We adhere, therefore, to the conclusion reached in those prior cases, where the issue was presented, to the effect that the nullity of a bequest, as containing a prohibited substitution, does not affect the enforceability of the other valid provisions of the will, which are regular as to form.
For the reasons assigned, the judgment of the Court of Appeal is affirmed, all costs of these proceedings to be borne by relators.

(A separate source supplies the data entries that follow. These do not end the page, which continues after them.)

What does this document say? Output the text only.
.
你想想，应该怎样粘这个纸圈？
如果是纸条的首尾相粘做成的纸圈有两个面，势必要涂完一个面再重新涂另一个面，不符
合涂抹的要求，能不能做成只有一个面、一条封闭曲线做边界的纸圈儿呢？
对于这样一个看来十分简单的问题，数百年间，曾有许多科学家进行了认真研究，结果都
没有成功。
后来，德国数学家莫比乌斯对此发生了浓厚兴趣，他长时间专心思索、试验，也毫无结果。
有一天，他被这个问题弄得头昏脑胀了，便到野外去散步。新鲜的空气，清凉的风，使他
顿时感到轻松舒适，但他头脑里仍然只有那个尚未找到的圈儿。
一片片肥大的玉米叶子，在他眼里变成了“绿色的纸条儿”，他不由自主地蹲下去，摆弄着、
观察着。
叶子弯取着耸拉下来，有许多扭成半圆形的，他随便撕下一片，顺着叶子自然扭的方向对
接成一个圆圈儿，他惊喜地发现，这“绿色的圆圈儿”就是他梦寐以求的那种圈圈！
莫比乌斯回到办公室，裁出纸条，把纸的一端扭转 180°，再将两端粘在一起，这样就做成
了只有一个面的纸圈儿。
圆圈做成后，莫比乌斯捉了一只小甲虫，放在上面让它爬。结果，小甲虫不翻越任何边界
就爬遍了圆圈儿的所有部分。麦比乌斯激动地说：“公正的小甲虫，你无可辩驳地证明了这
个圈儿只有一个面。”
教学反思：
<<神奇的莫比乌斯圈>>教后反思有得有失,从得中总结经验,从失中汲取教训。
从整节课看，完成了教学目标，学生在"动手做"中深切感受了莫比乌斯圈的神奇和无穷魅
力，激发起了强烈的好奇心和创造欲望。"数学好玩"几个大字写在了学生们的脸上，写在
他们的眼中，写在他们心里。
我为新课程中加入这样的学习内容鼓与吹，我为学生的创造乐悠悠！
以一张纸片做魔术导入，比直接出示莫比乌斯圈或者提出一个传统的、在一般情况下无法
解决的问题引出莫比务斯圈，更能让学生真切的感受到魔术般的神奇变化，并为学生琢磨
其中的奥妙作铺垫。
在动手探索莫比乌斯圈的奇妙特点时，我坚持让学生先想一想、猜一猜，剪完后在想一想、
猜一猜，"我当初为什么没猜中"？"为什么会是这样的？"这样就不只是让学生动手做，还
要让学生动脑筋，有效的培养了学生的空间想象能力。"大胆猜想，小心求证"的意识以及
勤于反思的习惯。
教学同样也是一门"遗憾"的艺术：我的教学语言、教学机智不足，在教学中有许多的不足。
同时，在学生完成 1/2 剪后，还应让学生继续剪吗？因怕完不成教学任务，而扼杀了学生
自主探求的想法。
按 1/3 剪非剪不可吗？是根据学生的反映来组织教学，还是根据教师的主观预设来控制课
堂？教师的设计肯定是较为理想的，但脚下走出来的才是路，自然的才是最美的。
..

SUMMERS, J., concurs in the result only.
ADDENDUM
The author of this opinion acknowledges, as pointed out in the concurring opinion filed herein, that he inadvertently quoted from Article 1520 of the Revised Civil Code of 1870 without mentioning the amendment thereto enacted by Act 45 of 1962 to conform with the constitutional change effected in Article IV, Section 16, of the Constitution adopted in that year. However, in his opinion, the 1962 amendment to Article 1520 is of no consequence insofar as this case is concerned, as the sole question involved here is whether a testamentary disposition containing a prohibited substitution nullifies the entire will or renders only such disposition void. Article 1520, as amended, simply stating that, “Every disposition not in trust by which the donee * * * is charged to preserve for and to return a thing to a third person is mill * * * ”, has made no change whatever which affects the result reached by the Court in this case.